0 0 */2 * * python /home/craigslist/Rasp1/final_craigslist.py

*/10 * * * * python /home/4chan/main.py

Code:

from bs4 import BeautifulSoup

import urllib

import urllib2

import os



import time



start = time.time()



def get_threads(url, board, dir):





    response = urllib2.urlopen(url)

    soup = BeautifulSoup(response.read(), "lxml")



    links = soup.find_all("a", attrs={"class": "replylink"})



    for link in links:

        link_string = link['href']

        thread_id = link_string.split('/')

        print thread_id[1]

        thread_url = "http://boards.4chan.org/" + dir + "/thread/" + thread_id[1]

        thread_response = urllib2.urlopen(thread_url)



        image_urls = BeautifulSoup(thread_response.read(), "lxml")

        images = image_urls.find_all("a", attrs={"class": "fileThumb"})

        # Chage this to the path directory you want to save it to. This was for a usb drive.

        directory = os.path.dirname("/media/4chan/" + thread_id[1])





        if not os.path.exists(directory + "/thread/" + thread_id[1]):

            os.makedirs(directory + "/thread/" + thread_id[1])

        for image in images:

            string = image['href']

            one = string.split('/b/')

            urllib.urlretrieve("http:" + image['href'], directory + "/thread/" + thread_id[1] + "/" + one[1])







prepend = ["boards",]

append = ['b',]



for dir in append:

    for board in prepend:

        print board

        url = "http://{}.4chan.org/{}".format(board, dir)

        print "This is the directory: " + dir

        get_threads(url, board, dir)





end = time.time()

print(end - start)

that's a big order of cheese pizza.

I have Py installed, I will try to get it working if I have time.

Quote:

Originally Posted by xXXtesy10 (Post 20796458)

that's fucking awesome bro! now how much cp you got on your pc?

Inb4 the cops are knocking on johnny's door...again.

Quote:

Originally Posted by MrBottomTooth (Post 20797349)

No shit.

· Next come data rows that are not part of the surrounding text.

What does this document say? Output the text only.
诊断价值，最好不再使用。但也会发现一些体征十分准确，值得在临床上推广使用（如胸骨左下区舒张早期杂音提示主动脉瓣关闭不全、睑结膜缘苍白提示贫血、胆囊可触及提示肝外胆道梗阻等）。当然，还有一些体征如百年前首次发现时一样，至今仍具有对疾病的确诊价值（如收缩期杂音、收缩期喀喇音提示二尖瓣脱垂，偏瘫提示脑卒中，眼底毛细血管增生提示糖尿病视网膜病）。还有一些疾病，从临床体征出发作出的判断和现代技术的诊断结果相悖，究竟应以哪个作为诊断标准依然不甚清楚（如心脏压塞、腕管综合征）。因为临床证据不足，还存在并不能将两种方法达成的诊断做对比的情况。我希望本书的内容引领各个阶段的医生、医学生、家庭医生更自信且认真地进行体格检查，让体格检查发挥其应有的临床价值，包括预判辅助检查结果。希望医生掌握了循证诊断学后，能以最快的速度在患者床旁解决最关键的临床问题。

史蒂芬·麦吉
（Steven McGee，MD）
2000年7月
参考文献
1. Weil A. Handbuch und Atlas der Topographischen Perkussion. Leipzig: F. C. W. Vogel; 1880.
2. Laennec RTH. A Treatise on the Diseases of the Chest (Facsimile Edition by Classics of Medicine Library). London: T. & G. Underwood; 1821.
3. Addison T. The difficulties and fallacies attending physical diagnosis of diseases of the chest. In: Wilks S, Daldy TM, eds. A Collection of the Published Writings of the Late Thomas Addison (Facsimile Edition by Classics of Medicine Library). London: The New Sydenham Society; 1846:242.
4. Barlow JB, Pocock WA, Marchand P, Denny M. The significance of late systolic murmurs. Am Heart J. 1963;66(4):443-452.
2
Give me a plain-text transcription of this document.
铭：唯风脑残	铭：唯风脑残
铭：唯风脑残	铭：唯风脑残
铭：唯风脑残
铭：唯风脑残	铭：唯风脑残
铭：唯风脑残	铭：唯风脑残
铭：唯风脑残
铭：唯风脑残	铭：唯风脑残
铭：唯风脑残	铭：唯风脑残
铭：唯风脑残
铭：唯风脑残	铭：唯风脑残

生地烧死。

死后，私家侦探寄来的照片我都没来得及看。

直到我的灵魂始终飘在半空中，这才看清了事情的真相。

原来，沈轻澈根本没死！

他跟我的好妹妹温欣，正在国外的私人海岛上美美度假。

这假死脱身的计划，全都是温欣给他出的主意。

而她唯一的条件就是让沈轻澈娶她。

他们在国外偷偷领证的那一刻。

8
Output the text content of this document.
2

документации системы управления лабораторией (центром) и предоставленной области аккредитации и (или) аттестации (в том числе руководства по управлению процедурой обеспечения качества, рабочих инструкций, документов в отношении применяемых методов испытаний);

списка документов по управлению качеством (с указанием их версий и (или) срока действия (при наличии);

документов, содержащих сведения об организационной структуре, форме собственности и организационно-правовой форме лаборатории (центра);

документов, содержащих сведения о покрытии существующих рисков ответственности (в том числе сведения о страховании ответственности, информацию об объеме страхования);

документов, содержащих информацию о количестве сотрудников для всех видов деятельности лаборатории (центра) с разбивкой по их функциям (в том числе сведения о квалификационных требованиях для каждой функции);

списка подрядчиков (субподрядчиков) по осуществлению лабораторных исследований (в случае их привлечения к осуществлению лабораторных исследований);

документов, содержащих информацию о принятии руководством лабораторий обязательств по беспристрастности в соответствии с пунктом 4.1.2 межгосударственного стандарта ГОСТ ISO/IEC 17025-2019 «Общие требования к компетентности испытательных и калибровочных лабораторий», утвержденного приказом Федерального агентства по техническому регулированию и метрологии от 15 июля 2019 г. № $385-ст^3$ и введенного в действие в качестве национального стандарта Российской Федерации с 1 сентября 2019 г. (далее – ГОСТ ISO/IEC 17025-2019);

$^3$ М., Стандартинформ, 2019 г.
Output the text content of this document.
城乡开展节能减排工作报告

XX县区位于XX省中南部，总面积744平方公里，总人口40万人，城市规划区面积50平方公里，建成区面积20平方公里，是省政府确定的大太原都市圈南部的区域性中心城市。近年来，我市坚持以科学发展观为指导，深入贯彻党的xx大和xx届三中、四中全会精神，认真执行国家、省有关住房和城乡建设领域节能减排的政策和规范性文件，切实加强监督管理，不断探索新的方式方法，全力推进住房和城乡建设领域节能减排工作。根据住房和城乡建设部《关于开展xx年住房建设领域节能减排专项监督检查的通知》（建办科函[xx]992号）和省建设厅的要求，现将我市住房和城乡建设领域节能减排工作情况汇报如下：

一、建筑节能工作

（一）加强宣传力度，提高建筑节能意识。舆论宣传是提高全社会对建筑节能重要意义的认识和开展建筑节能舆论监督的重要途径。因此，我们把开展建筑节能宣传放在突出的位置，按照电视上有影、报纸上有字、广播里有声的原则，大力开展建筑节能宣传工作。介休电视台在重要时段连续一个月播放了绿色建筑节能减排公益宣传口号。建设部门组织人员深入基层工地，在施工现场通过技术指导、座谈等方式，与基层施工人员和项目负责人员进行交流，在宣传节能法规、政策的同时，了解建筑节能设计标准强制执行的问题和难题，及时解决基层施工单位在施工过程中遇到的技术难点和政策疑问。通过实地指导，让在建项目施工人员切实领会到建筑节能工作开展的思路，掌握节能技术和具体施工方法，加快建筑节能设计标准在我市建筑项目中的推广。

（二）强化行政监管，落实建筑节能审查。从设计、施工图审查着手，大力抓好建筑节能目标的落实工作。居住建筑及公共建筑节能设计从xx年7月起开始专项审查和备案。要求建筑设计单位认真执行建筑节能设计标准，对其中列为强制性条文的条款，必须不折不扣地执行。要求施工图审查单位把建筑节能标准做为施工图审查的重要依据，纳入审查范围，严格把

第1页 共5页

That's the last place I'd be scraping images from.

I wonder if Johnny was hangin at the local college library scraping /b/ @ 2am via a bought student id :1orglaugh

What happened to the bot?

Quote:

Originally Posted by MrBottomTooth (Post 20797349)

No shit. That's the last place I'd be scraping images from.

:1orglaugh:1orglaugh:1orglaugh:thumbsup

the bro thing do now is put up paywall and charge for those... list every adult producer as 2257 page.